Eu ainda iria em muitos outros shows do Camisa de Vênus mas fui me dando conta da crescente antipatia e soberba do bandleader Marcelo Nova.  Com o ego inflado pelo sucesso  inegável , Marcelo esqueceu que a fórmula da enorme aceitação do Camisa na Bahia  era fazer com que o fã se sentisse parte do espetáculo. Nova  passou a confundir  irreverência com arrogância e  a destratar os seus admiradores, seja em cima do palco seja no contato pessoal.  Nos shows, passou a tratar a plateia como um bando de idiotas a quem dominava. Os mais descerebrados o idolatravam por isto, porém, as cabeças mais pensantes logo notaram que não valia mais  a pena pagar para ir a um show para sofrer bullying.  

         Quando o truque deixou de funcionar na Bahia, o Camisa de Vênus se preparou para alargar os horizontes e rumou, primeiro para o Rio de Janeiro, depois para São Paulo, indo parar no Rio Grande do Sul.  Dali em diante a banda perderia muito do encanto inicial. O segundo disco não me agradou muito, os outros dois seguintes  também, e o Camisa se tornou apenas uma boa lembrança no meu passado.

    O Camisa de Vênus acabou, voltou, acabou de novo, mudou de formação, incluiu “bons músicos”  nas inúmeras formações que se seguiram  – o que era um contrassenso, já que o charme daqueles primeiros tempos era  justamente a precariedade musical compensada por altas doses de energia e entusiasmo – e encontrou seu ocaso tocando no Festival de Verão junto a bandas de axé-music que tanto criticara, com Marcelo tentando polemizar com uma plateia que não era toda sua e  pouco interessada no som que vinha do palco.

 Em 2005, tocando na LP & Os Compactos, organizamos um show com o “Persona Non Grata”, grupo que incluía Gustavo Mullem, o outro guitarrista do Camisa, e Karl Hummel na formação. Eu, que nunca fora de tietar ninguém, tive a oportunidade de manter um contato bem mais próximo com duas das pessoas que realmente fizeram parte da minha adolescência. 

 Ainda nos encontraríamos mais três ou quatro vezes pelos palcos da vida, a última com Karl e Gustavo já  fazendo parte da versão deles do Camisa de Vênus com Eduardo Scott nos vocais.

Devo dizer que Gustavo Mullem é o cara. Uma pessoa atenciosa, gentil, bem-humorada, sem frescuras e, ao mesmo tempo, 100% rocker. Junto a Karl Hummel, formam uma verdadeira “dupla dinâmica”. E a relação deles dois é de amizade, de gente que se conhece, se ama e se odeia há muitas décadas. Então, se existem dois integrantes da banda baiana que parecem completa e literalmente afinados entre si, são os dois. Nada mais natural que tocassem juntos.
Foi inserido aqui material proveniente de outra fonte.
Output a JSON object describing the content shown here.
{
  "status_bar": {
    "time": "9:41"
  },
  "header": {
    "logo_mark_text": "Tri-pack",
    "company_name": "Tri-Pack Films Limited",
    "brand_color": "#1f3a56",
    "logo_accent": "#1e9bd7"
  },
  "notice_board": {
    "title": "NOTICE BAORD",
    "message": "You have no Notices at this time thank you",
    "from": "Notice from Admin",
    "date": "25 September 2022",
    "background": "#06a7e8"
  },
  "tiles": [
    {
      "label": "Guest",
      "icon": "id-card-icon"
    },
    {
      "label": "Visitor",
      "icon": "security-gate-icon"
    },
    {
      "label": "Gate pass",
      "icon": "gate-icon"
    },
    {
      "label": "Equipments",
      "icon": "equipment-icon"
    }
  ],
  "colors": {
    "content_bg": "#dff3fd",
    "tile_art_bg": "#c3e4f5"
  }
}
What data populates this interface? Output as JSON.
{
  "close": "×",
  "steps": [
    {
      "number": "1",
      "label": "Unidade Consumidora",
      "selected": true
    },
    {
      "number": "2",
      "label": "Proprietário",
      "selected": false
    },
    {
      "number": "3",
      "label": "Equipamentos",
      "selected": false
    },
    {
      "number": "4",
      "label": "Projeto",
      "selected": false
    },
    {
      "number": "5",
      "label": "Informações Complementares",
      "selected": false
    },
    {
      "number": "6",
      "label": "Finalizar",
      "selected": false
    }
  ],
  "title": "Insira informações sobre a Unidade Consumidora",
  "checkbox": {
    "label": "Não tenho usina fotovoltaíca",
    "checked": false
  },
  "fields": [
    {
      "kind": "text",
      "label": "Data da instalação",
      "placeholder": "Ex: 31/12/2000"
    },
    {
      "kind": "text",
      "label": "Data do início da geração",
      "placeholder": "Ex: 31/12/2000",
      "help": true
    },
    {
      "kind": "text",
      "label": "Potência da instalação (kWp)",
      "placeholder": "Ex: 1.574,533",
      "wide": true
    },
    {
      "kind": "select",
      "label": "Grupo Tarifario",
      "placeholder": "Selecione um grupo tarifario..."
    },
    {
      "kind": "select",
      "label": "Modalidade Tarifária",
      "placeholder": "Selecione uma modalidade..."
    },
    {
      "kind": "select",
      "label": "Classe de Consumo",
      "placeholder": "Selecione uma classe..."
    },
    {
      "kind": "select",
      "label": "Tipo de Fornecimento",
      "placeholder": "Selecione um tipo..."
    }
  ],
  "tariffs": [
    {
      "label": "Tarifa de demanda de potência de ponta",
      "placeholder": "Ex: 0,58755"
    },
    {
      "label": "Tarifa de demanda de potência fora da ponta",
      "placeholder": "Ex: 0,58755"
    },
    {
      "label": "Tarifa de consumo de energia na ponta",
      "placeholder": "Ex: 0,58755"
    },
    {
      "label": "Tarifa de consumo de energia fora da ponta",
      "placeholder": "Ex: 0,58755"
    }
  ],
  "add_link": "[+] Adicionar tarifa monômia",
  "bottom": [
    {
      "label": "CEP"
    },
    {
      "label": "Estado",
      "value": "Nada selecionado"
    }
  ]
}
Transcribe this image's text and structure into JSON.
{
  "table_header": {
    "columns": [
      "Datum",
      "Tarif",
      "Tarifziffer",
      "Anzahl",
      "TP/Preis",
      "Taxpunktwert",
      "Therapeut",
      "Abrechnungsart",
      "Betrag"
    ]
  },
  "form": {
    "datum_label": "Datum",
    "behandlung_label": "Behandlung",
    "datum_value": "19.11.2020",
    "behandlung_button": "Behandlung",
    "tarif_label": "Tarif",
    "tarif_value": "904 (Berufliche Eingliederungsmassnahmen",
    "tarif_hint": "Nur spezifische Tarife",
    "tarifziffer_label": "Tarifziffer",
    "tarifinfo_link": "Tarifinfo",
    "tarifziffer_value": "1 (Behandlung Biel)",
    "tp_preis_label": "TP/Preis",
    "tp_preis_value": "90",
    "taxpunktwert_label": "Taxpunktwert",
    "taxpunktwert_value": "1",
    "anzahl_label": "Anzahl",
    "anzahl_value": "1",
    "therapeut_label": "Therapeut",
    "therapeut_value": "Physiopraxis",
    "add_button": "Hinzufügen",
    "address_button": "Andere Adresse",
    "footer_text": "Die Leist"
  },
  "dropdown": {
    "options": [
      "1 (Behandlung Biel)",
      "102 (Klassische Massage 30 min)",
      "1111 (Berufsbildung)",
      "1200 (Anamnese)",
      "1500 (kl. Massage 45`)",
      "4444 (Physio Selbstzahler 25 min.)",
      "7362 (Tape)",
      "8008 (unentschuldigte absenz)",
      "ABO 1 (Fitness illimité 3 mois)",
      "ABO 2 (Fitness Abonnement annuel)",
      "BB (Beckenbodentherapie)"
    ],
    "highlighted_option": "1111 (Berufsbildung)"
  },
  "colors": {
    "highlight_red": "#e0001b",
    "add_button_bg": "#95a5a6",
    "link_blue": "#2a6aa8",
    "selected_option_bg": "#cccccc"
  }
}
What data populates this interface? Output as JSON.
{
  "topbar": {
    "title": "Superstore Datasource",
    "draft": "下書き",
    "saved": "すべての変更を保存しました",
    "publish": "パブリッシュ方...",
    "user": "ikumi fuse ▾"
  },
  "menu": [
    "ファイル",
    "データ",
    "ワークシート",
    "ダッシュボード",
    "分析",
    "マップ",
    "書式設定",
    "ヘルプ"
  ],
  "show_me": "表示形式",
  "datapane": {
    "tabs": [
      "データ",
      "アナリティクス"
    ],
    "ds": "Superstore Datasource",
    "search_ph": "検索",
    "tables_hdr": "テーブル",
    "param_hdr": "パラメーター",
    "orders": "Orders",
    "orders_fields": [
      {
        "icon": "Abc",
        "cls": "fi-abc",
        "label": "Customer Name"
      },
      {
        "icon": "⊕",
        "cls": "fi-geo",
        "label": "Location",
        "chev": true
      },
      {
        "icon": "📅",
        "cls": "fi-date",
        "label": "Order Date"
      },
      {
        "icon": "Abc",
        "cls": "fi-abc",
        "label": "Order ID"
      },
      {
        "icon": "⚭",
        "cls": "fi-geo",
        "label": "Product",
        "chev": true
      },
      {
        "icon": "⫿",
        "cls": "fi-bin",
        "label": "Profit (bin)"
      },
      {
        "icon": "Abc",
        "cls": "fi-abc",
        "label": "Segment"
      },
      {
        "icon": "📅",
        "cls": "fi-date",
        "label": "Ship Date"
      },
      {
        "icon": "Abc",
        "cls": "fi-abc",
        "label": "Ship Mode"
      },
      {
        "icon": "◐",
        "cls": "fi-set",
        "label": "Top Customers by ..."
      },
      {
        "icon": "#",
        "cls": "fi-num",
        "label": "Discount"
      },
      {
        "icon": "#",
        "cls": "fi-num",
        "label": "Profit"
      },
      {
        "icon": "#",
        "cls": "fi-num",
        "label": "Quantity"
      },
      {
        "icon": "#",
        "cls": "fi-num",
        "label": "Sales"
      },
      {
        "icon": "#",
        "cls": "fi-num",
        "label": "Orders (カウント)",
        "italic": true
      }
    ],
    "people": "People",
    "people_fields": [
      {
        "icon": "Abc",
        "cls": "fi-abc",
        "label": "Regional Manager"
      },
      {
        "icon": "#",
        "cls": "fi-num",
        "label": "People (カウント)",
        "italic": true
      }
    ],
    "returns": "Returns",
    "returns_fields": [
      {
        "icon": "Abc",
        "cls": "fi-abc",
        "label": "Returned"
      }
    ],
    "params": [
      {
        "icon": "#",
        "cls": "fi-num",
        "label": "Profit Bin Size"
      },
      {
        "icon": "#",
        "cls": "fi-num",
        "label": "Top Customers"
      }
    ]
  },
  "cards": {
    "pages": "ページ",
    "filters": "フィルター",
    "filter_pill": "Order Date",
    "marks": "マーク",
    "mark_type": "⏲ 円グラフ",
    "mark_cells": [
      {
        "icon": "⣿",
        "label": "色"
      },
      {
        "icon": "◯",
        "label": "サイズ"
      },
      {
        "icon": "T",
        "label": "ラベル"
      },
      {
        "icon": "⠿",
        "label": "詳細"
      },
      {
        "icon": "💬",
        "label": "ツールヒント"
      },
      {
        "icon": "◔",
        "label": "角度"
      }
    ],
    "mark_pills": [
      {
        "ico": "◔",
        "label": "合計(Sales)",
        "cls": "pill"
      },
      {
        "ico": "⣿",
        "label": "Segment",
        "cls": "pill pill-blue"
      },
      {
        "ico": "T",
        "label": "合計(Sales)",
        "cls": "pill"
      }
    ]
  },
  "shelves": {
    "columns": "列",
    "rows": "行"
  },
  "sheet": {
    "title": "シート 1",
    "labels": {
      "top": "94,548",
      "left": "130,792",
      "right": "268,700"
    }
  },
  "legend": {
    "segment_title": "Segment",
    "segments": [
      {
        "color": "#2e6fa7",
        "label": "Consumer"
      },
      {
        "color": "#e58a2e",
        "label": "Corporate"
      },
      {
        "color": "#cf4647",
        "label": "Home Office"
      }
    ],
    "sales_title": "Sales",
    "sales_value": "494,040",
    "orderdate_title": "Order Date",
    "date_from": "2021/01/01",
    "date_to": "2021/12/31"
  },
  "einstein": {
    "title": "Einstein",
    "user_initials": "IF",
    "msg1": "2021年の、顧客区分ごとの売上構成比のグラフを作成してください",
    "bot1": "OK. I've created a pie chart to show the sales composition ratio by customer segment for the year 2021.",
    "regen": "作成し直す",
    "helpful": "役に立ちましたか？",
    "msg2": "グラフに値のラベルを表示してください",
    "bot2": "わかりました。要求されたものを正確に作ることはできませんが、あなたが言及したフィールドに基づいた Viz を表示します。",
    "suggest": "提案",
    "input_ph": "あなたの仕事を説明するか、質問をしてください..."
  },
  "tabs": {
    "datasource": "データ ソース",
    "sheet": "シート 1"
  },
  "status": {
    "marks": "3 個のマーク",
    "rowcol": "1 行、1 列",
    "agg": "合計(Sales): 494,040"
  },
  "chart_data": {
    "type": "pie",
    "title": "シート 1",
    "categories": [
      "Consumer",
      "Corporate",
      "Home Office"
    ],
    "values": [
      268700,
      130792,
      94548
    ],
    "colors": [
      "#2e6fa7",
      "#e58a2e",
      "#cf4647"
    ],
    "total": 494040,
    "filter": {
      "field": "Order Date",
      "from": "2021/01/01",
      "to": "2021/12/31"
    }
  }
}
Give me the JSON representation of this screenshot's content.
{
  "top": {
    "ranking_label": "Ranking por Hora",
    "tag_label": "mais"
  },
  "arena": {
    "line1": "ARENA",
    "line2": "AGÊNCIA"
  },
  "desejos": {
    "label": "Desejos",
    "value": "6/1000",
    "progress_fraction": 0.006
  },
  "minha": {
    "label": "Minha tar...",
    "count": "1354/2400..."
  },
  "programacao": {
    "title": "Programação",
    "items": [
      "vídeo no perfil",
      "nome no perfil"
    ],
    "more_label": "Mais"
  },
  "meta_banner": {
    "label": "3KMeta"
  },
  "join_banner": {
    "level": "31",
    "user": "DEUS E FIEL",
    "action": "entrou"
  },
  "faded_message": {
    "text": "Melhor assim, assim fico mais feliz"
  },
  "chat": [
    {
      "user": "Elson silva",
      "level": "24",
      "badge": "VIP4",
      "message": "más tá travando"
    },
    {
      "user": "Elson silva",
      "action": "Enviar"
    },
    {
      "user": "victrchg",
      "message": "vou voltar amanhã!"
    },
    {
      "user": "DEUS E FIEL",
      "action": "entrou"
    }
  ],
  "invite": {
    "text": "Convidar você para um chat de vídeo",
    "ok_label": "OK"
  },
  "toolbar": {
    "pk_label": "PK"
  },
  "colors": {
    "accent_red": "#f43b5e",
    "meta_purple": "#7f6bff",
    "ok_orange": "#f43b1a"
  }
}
Já Eduardo Scott é um cara esforçado, simpático,  e muito educado. O conheço dos tempos em que frequentava os ensaios de sua banda anterior, o Gonorréia, ainda nos anos 80, e dos tempos em que ele trabalhava na Polygram, nos anos 90,  quando eu era lojista do ramo de discos.  Sempre foi pessoalmente aquilo que é no palco. Mas falta a Scott o carisma inegável de Marcelo Nova.  Quando vi o Camisa  ao vivo com o novo vocalista,  tive a impressão que Scott agia como um professor substituto que segue rigorosamente o plano de aula do professor efetivo.  E a culpa não é dele, de Scott.  Pelo contrário, aceitar substituir alguém icônico como Marcelo Nova  foi uma atitude corajosa e digna de todo o respeito. 

Conferi este já não novo Camisa em um show em que tocamos juntos,  no aniversário de um famoso médico baiano. Tocaram os hits respeitando os arranjos originais, coisa de gente sincera e apaixonada, que não se cansa nem se envergonha do que já fez.  Foi bom  ver  Karl e Gustavo  de cabelos brancos, pagando o tributo devido ao rock and roll, ainda que a antiga energia não fosse mais a mesma.  Havia legitimidade em toda aquela decadência. (Continua)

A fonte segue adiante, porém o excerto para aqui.